If you’re a start-up or small business, the big bad world of SEO can see impossible to conquer. There’s so much to know, and you’re terrified when anyone mentions “algorithm” or “penalties” – because you’ve got no idea if what you’re doing is right or wrong.
It’s not that you don’t want to do a great job of your SEO and reap the rewards. Who doesn’t want high rankings and increased search traffic? But when you’ve got a new business to run, you just don’t have time to sit there and worry about long-tail keywords.
To save you some time and help you to get your head around the basics of SEO, we’ve put together 5 of the key mistakes that SMEs tend to make when it comes to optimising their sites for search. Read on to make sure you avoid them.
1. Choosing a disreputable SEO company for quick wins
When you’re busy taking care of a hundred other things at once, it may seem like the easiest way to get the SEO ball rolling is to outsource it to a third party.
And that is a great idea. Clever Marketing, as a digital agency, has helped countless customers with their SEO, boosting their rankings oaring and leaving them to get on with the reason they started their business in the first place.
But if you are going to outsource your website’s SEO, choose your company carefully. Our top tip is to immediately disregard any company which offers quick wins or tells you they’re going to get your site into the no.1 slot on the SERPs.
If it sounds too good to be true, that’s probably because it is.
To provide you with quick wins, these “Black Hat SEOs” will likely be building a dodgy backlink profile and filling your site with meaningless spam words your users will never read, just to boost your rankings. This method will ensure that any uplift you see will be entirely temporary; Google’s algorithm updates have meant such sites are heavily penalised. You may even be banned from the SERPs entirely, and you don’t want to know the impact that could have on your business.
2. Designing a non-SEO friendly site
Any web designer worth his her or salt will design your site with SEO in mind, along with UX. But if you’re attempting to build your site yourself, it’s definitely worth getting to grips with what search engines can and can’t index, in order to give you the best chance of ranking well. If Google can’t index your site, it won’t display it as a relevant search result to a user’s query. In others words, no one is going to find you online.
So, what are the big no-nos when it comes to SEO-friendly web design? Firstly, overuse of images. Google can’t “read” images or the text contained within them, so while they may look nice, Google will largely ignore them (unless you add alt tags). For this reason, make sure you don’t use images for important site elements like headers or titles.

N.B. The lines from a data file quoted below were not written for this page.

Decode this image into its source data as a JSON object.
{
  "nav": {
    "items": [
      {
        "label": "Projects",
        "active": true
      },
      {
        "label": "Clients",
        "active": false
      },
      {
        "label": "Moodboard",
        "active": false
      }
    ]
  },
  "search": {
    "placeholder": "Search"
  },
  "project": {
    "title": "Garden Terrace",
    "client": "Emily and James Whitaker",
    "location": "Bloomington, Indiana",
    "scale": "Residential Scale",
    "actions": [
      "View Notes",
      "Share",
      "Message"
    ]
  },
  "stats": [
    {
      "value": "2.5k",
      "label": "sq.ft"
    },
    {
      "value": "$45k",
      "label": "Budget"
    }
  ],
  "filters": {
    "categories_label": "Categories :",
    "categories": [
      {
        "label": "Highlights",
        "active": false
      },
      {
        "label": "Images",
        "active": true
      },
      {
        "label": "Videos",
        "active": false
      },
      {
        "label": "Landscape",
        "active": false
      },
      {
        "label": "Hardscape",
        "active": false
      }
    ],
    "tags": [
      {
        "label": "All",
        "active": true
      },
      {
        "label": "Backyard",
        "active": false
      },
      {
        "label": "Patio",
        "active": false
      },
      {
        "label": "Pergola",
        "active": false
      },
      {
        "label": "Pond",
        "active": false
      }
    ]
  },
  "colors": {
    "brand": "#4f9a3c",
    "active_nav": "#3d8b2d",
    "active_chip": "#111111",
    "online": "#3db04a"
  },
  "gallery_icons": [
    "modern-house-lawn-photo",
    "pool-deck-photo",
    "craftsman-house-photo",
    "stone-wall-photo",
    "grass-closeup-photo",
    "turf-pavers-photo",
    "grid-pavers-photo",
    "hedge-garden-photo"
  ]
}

3. Sacrificing UX at the altar of SEO
This is perhaps the most common mistake we’ve seen SMEs making. What’s the point of having a high ranking site, if people hate using it? If your site isn’t user-friendly, this will result in a high bounce rate, which will quickly see your good ranking fortunes fade.
A good website balances the requirements of SEO with great UX. In fact, a lot of the time, SEO will follow on directly from the user experience. For example, if you create a consistent, logical and clear navigation system to enable visitors to move freely and easily around your site, this will benefit your SEO too as your site will become easier to index. If you write consistently rich and useful articles to provide your users with accurate and up-to-date information, the naturally-occurring keywords will help you climb up those SERPs.
4. Not moving with the times
Digital marketing moves quickly. SEO moves even quicker. We recently published a blog post about how link building has changed in recent years to help dissect the fact that what worked in 2010 just won’t work today when it comes to SEO.
We see companies still cramming their sites full of useless text and manipulating their backlink profiles with spammy links, and then being surprised when their methods aren’t working.
These days, SEO is less about links and keywords (in an isolated sense), and more about content. Which leads us nicely onto our next point.
5. Underestimating the Power of Content
“A blog and social media channels are ‘nice-to-haves’, not essentials”.
“We’re so busy – we don’t have time to blog”.
“No one reads our blog anyway”.
These are the reasons – or excuses – we hear time and time again from SMEs failing to produce good content. Through no coincidence, these are also the businesses struggling with their SEO.
In 2015, content and SEO go hand in hand. Google’s algorithm updates have moved the search engine closer and closer to its end goal of providing users with an answer to a question or problem, taking into account complex semantics and user behaviour. If you can create content which is genuinely useful and unique, you’ll soon find that you’re rewarded for your efforts.